My Father Sold Me to LeT for Money: Kasab

My Father Sold Me to LeT for Money: Kasab
Ajmal Amir Kasab, the lone surviving 26/11 terrorist, claims his father sold him to Pakistan-based Lashkar-e-Taiba for a few hundred thousand rupees as the family was "poor" and he felt that by joining the group, his son can have a "good life".

A tape of Kasab's interrogation, recorded moments after his capture, was part of an HBO documentary 'Terror in Mumbai' to be aired on the channel on November 19, ahead of the first anniversary of the horrific attacks that claimed 183 lives.

A preview of the film, which features exclusive audio tapes of the intercepted phone calls between the gunmen and their controllers in Pakistan, and testimony from Kasab, was aired yesterday in the GPS programme of Fareed Zakaria, who is its narrator and snippets were reported in the US newspapers.

One of the tapes of Kasab's interrogation deals with how he joined the feared terror group.
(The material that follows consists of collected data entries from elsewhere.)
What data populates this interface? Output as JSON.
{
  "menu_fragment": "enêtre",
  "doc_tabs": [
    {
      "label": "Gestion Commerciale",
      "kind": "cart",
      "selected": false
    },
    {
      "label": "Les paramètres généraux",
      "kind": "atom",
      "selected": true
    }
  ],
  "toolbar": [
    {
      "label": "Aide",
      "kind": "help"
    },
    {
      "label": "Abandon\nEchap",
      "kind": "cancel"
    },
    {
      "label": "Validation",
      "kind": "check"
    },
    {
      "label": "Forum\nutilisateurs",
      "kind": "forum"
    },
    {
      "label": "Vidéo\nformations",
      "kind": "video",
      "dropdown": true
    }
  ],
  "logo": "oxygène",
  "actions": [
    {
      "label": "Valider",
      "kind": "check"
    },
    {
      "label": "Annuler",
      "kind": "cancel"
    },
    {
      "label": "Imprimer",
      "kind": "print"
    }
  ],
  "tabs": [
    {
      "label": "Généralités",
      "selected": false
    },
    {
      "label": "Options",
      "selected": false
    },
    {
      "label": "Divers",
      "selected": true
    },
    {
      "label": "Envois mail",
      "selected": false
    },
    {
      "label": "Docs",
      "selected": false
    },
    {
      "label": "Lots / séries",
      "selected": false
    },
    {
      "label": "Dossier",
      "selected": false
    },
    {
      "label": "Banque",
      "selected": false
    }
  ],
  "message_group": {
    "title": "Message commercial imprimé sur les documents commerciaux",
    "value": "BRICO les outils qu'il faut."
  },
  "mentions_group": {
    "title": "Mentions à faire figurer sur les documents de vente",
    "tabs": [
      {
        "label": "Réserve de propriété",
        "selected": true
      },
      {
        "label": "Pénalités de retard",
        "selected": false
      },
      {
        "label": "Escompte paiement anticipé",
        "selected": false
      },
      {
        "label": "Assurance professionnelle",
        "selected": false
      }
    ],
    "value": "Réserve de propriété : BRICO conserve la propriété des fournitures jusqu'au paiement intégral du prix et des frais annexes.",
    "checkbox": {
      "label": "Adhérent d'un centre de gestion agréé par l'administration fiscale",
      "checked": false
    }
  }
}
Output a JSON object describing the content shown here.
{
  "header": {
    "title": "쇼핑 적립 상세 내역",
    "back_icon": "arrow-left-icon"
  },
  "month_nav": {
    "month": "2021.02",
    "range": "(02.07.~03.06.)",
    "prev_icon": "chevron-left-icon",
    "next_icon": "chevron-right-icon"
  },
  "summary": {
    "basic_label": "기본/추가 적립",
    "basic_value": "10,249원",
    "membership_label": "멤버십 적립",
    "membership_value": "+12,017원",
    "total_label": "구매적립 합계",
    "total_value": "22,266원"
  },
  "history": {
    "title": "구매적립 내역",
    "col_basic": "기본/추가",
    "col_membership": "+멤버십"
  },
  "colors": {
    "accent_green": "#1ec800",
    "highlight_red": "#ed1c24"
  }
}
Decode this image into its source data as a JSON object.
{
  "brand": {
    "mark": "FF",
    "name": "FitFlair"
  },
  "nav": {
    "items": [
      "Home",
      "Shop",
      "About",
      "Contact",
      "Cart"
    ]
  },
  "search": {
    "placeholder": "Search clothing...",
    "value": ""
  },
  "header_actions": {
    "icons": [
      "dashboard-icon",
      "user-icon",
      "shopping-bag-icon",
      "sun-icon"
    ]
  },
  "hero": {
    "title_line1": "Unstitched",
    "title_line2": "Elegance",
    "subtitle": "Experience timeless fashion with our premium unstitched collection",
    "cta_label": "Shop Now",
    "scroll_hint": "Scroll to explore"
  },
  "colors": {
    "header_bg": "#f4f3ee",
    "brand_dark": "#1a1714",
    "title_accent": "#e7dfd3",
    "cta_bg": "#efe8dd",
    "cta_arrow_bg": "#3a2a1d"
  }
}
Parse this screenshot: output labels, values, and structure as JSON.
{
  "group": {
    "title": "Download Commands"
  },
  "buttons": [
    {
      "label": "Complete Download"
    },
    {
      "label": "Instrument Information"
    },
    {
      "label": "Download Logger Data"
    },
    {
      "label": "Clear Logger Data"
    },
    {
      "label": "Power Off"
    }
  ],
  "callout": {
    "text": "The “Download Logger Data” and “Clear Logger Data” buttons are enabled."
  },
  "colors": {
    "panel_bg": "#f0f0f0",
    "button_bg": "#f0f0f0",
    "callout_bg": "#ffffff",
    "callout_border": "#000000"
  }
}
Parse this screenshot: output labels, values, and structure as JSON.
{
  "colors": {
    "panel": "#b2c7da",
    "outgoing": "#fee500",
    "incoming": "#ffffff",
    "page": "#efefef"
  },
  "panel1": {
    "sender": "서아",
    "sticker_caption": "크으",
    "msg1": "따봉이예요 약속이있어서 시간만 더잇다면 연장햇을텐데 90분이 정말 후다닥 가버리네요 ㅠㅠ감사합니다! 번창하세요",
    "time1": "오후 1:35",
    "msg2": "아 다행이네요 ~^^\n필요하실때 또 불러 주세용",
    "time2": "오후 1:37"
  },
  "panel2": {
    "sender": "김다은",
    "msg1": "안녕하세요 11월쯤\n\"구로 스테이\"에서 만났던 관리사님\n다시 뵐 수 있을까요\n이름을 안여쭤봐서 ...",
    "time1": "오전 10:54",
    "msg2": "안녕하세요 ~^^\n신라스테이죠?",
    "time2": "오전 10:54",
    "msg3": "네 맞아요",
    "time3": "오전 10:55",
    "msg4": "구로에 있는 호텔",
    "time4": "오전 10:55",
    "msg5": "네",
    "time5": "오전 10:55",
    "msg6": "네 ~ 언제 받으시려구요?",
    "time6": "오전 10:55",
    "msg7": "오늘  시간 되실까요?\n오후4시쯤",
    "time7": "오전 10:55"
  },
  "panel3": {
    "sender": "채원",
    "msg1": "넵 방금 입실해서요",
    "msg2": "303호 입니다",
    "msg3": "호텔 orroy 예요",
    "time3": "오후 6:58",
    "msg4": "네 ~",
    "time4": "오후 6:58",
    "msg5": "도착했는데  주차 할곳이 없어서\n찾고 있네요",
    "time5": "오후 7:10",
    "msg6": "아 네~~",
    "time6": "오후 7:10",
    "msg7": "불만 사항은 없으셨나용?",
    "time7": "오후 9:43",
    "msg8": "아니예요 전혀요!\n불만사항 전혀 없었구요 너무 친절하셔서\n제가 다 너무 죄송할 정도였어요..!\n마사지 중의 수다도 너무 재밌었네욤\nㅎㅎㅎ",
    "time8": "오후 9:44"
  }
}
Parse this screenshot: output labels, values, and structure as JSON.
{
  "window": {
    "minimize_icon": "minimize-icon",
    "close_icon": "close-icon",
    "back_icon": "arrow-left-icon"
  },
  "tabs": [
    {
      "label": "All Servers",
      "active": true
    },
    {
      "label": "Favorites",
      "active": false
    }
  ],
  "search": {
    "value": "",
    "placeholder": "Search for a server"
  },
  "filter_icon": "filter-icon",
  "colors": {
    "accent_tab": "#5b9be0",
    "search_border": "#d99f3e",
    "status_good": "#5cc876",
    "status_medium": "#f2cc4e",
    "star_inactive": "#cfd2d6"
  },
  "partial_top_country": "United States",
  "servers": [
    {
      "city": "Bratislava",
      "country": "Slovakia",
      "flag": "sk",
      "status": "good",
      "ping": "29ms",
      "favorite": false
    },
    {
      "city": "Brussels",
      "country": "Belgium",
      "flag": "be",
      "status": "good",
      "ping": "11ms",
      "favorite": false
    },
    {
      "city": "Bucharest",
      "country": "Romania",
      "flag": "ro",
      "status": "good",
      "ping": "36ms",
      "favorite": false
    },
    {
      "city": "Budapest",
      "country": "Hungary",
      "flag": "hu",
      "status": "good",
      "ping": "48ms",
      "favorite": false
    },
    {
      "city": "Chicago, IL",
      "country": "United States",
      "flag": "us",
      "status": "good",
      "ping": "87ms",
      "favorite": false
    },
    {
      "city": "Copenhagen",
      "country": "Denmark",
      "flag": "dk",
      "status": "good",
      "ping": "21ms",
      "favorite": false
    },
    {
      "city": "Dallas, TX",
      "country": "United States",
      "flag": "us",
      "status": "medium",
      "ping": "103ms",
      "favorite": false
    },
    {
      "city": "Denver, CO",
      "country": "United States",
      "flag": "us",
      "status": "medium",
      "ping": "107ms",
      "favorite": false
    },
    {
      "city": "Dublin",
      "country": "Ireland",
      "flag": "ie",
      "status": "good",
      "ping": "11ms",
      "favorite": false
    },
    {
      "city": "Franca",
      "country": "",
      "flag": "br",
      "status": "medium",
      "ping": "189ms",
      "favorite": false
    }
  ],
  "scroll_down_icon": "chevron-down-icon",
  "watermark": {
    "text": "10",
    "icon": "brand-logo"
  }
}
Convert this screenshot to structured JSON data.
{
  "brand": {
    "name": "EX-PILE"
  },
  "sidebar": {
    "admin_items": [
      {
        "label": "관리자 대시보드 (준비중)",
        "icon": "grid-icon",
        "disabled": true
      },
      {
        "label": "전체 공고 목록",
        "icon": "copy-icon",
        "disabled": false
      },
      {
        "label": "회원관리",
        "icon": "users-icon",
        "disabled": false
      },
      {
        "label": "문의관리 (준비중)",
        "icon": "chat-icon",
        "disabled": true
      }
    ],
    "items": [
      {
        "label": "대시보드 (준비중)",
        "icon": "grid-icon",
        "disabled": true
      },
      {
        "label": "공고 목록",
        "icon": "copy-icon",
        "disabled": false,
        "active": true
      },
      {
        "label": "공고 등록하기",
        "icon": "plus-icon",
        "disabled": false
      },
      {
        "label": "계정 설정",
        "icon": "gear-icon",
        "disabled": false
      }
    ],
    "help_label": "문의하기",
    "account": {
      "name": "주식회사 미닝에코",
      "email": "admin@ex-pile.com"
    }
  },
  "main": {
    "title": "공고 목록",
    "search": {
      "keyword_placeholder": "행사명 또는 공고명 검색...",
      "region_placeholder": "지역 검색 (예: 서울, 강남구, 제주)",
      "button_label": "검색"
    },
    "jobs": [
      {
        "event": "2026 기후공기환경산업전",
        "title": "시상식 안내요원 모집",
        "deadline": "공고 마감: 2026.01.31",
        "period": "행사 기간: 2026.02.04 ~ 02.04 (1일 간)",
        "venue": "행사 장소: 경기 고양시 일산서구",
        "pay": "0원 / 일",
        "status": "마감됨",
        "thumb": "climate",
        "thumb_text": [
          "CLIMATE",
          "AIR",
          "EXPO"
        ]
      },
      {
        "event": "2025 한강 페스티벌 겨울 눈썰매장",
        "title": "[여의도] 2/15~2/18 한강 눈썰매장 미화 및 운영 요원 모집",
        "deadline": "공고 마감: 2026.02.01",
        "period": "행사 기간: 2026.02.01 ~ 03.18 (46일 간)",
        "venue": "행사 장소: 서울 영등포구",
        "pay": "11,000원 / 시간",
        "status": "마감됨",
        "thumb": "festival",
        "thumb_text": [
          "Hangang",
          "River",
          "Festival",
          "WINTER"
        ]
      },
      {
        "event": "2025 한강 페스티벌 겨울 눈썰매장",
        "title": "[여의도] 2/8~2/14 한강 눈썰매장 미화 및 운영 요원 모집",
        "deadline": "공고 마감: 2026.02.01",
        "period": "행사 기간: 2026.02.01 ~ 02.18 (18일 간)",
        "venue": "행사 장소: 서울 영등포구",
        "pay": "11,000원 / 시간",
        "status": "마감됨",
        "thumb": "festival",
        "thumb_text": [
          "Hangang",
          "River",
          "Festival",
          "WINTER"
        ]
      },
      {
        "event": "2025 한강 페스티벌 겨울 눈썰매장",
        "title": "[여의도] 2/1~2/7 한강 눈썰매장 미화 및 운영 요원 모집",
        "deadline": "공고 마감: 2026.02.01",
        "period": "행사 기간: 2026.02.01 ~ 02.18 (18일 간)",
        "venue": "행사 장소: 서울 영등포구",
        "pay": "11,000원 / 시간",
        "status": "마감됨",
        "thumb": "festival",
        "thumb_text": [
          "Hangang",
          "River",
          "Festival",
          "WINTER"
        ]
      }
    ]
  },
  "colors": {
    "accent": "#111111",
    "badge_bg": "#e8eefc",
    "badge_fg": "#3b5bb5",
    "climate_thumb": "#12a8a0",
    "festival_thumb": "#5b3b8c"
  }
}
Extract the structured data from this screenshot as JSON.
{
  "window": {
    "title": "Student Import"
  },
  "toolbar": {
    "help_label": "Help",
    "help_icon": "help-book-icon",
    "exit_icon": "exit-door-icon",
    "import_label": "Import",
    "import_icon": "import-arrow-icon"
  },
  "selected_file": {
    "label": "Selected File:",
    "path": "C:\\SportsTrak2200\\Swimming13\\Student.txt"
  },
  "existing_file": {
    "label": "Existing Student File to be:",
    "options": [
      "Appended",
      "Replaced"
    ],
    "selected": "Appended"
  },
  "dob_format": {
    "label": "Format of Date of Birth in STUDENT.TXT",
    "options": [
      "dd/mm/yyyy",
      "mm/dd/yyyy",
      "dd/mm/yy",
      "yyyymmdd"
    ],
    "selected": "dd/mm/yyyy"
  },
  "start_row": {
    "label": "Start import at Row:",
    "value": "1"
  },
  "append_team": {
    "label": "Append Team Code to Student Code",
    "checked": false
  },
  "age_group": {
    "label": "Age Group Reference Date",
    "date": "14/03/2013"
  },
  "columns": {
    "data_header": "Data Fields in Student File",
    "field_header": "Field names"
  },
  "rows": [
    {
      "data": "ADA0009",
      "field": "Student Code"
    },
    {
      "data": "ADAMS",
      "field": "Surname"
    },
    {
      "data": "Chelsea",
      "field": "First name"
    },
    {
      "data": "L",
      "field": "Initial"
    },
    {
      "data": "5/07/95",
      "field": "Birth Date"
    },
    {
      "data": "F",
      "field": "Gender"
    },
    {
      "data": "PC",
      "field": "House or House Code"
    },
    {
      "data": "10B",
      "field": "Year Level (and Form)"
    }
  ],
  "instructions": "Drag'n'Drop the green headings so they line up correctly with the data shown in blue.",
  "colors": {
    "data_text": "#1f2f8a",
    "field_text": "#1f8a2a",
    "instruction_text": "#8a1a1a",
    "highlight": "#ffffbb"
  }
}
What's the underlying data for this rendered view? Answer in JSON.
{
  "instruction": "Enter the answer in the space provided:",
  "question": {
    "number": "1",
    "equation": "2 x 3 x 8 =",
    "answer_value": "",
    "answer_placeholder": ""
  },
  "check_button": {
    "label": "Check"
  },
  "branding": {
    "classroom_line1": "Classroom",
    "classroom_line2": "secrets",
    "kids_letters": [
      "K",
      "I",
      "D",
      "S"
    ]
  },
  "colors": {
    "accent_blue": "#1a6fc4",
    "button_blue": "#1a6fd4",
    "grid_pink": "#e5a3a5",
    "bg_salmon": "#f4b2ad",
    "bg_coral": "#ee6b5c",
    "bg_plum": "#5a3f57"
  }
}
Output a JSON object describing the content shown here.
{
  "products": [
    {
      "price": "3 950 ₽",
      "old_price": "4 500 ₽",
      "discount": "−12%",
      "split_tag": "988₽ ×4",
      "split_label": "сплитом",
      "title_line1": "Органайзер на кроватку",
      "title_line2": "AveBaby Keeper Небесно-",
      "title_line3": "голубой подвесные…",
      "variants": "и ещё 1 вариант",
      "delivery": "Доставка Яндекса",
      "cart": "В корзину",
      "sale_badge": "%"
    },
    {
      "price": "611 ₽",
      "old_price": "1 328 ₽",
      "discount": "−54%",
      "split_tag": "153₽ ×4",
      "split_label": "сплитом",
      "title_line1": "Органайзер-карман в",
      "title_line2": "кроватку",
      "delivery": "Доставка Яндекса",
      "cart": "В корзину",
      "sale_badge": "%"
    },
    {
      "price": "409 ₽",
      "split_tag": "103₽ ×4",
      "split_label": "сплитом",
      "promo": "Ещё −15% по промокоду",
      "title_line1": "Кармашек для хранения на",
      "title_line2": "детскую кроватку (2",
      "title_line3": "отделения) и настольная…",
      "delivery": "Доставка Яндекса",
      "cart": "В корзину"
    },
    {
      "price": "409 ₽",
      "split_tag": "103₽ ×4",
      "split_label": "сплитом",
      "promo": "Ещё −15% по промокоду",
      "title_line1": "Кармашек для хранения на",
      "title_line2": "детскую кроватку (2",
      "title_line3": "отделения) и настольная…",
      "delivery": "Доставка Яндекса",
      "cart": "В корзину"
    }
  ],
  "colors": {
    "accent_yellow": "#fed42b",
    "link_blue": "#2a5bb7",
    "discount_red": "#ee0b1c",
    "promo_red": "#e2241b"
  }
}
The 22-year-old said his father, a snack vendor, sold him to LeT.

He said, "These people make loads of money, and so will you. You don't have to do anything difficult. We'll have money. We won't be poor anymore. Your brother and sister can get married. Look, son, look at these guys living the good life," Kasab said, according to a report in the New York Post.

Asked by the police how much he was paid, Kasab said, "They gave it to my dad... Maybe a few hundred thousand."

The interrogator asked: "Did you ever ask, 'Won't I feel pity for the people I'm killing?" Kasab said: "I did, but he said you have to do these things if you're going to be a big man and get rewarded in heaven."

One of the tapes reveals a conversation between a terrorist named Fahadullah and the handler in Pakistan.

"Be brave, brother. Don't panic. For your mission to end successfully, you must be killed. God is waiting for you in heaven," the controller said.

It also cites the handler as saying: "Give the government the ultimatum. Say, 'This was just the trailer. Just wait till you see the rest of the film. This is just a small example'."

"Much as the 9/11 attacks in the US did in 2001, the events that unfolded last November in Mumbai served as a terrifying wake-up call, not just to India but to the rest of the world," says Zakaria in a preview put up at GPS website.

"The fact that a small group of gunmen was able to inflict so much pain, and the government of the second most populous nation on earth was unable to stop them for three days, should change our sense of the dangers out there."

"One of the most disturbing facets of this story is how easily such low-tech attacks could be duplicated anywhere, including the US," says director Dan Reed.

Reed is a UK-born television and film writer, producer and director whose credits include HBO's "Terror in Moscow," which details the 2002 ordeal in which Chechen terrorists took more than 700 people hostage in a Moscow theatre, and for which Reed shared a nomination for a BAFTA TV Award in the Best Current Affairs category.